Мария Мелех - Сны Бога. Мистическая драма
Она вытряхнула из пачки длинную сигарету и прикурила ее, превратив в продолжение себя, такой же изящной и дорогой.
– Ну и чего ты ждешь? – бросила она мне. – Садись, мне некогда.
Я, ошалелый и покорный, занял свое место в машине, не подозревая, что открыл дверь в будущую сказку. Мотор взревел, и мы отправились в путь.
Глэдис, еще совсем незнакомая, молча вела машину, не поворачивая головы ко мне, ни о чем не спрашивая, увозя меня туда, куда направлялась сама. Я же искоса разглядывал ее, не смея нарушить молчание и спугнуть видение. Она была настоящей леди. Нет, больше – звездной принцессой, спустившейся на землю. Но не растерянной и заблудившейся, а обладавшей тайным оружием, способным поразить любого, кто посмеет оказать сопротивление. Моя недавняя Пэм, местная модель и фотограф, длинноногая, точеная, резкая и озорная, показалась пресной земной самкой, досадным недоразумением. В тот момент я понял, что и нет у меня никакого опыта, и я не знаю, что делать с этими дурманящими чарами, поглотившими меня.
Я сидел рядом, дорога стремительной темно-синей лентой разворачивалась перед нами. Где-то там, во внешнем мире, превратившемся в декорацию, по крыше ее дорогого авто барабанил ароматный летний дождь.
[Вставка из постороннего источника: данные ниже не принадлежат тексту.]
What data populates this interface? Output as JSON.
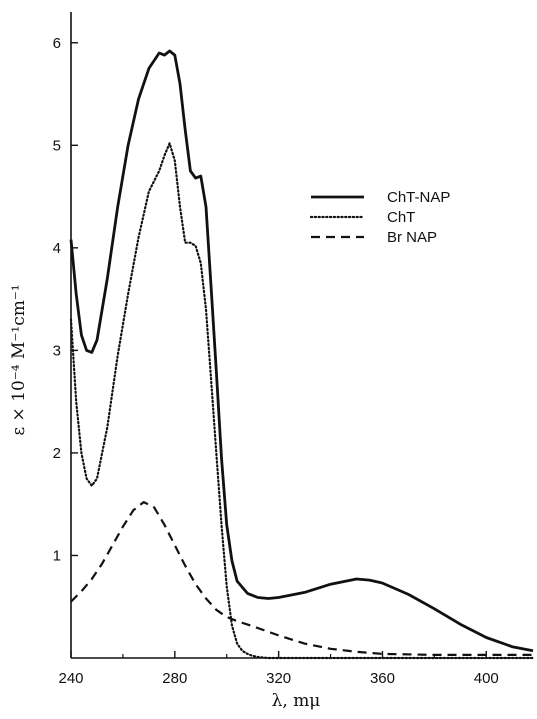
{
  "chart_data": {
    "type": "line",
    "xlabel": "λ, mμ",
    "ylabel": "ε × 10⁻⁴ M⁻¹cm⁻¹",
    "xlim": [
      240,
      418
    ],
    "ylim": [
      0,
      6.3
    ],
    "x_ticks": [
      240,
      280,
      320,
      360,
      400
    ],
    "x_tick_labels": [
      "240",
      "280",
      "320",
      "360",
      "400"
    ],
    "y_ticks": [
      1,
      2,
      3,
      4,
      5,
      6
    ],
    "y_tick_labels": [
      "1",
      "2",
      "3",
      "4",
      "5",
      "6"
    ],
    "grid": false,
    "legend_position": "top-right",
    "series": [
      {
        "name": "ChT-NAP",
        "style": "solid",
        "x": [
          240,
          242,
          244,
          246,
          248,
          250,
          254,
          258,
          262,
          266,
          270,
          274,
          276,
          278,
          280,
          282,
          284,
          286,
          288,
          290,
          292,
          294,
          296,
          298,
          300,
          302,
          304,
          308,
          312,
          316,
          320,
          330,
          340,
          350,
          355,
          360,
          370,
          380,
          390,
          400,
          410,
          418
        ],
        "y": [
          4.08,
          3.55,
          3.15,
          3.0,
          2.98,
          3.1,
          3.7,
          4.4,
          5.0,
          5.45,
          5.75,
          5.9,
          5.88,
          5.92,
          5.88,
          5.6,
          5.15,
          4.75,
          4.68,
          4.7,
          4.4,
          3.6,
          2.8,
          1.95,
          1.3,
          0.95,
          0.75,
          0.63,
          0.59,
          0.58,
          0.59,
          0.64,
          0.72,
          0.77,
          0.76,
          0.73,
          0.62,
          0.48,
          0.33,
          0.2,
          0.11,
          0.07
        ]
      },
      {
        "name": "ChT",
        "style": "dotted",
        "x": [
          240,
          242,
          244,
          246,
          248,
          250,
          254,
          258,
          262,
          266,
          270,
          274,
          276,
          278,
          280,
          282,
          284,
          286,
          288,
          290,
          292,
          294,
          296,
          298,
          300,
          302,
          304,
          306,
          308,
          310,
          312,
          316,
          320,
          340,
          360,
          380,
          400,
          418
        ],
        "y": [
          3.3,
          2.5,
          2.0,
          1.75,
          1.68,
          1.75,
          2.25,
          2.95,
          3.55,
          4.1,
          4.55,
          4.75,
          4.9,
          5.02,
          4.85,
          4.4,
          4.05,
          4.05,
          4.02,
          3.85,
          3.4,
          2.7,
          2.0,
          1.3,
          0.7,
          0.32,
          0.14,
          0.07,
          0.04,
          0.02,
          0.01,
          0.0,
          0.0,
          0.0,
          0.0,
          0.0,
          0.0,
          0.0
        ]
      },
      {
        "name": "Br NAP",
        "style": "dashed",
        "x": [
          240,
          244,
          248,
          252,
          256,
          260,
          264,
          268,
          272,
          276,
          280,
          284,
          288,
          292,
          296,
          300,
          304,
          310,
          320,
          330,
          340,
          350,
          360,
          380,
          400,
          418
        ],
        "y": [
          0.55,
          0.65,
          0.77,
          0.92,
          1.1,
          1.28,
          1.44,
          1.52,
          1.47,
          1.3,
          1.1,
          0.9,
          0.72,
          0.58,
          0.47,
          0.4,
          0.36,
          0.31,
          0.22,
          0.14,
          0.09,
          0.06,
          0.04,
          0.03,
          0.03,
          0.03
        ]
      }
    ]
  }
}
Я безумно хотел ее поцеловать, но почти слабел от самой мысли об этом. Спустя какое-то время она посмотрела на меня и, заприметив мой робкий и одновременно жадный взгляд, устремленный на ее рот, остановила машину и сама наклонилась ко мне.
Возможно, я потерял сознание на короткое мгновение. Ее губы были мягкими и уверенными, но внутри плоти я почувствовал то, что и так уже уловила моя душа – сладкий лед иных миров, дуновение судьбы.
Лишь много позже, ближе к помолвке, я смог отделаться от этого наваждения, возникающего каждый раз, когда я целовал ее. Она тогда плакала впервые, услышав мое предложение. Соленые слезы омывали ее лицо, и я наконец поверил, что смогу с ней сравняться. Я был счастлив, что она вочеловечилась в моем мире. Иначе я никогда бы не совладал с ее силой.
– Как тебя зовут? – спросила она, когда мы вновь двинулись вперед. Как будто и эта остановка для поцелуя была ее щедрым жестом, подаренным ребенку – только чтобы унять его страхи. Прикосновение крыла бабочки, и все осталось в прошлом, как ни бывало.
– Николас. Ники.
– Чем от тебя несет, Ники? Потаскушками?
– Да, – пристыженно согласился я.
Это был первый поцелуй и диалог с Глэдис. Она сразу начертила размашистым почерком мой диагноз, но в ее приговоре я уже почуял грандиозный план спасения моей души.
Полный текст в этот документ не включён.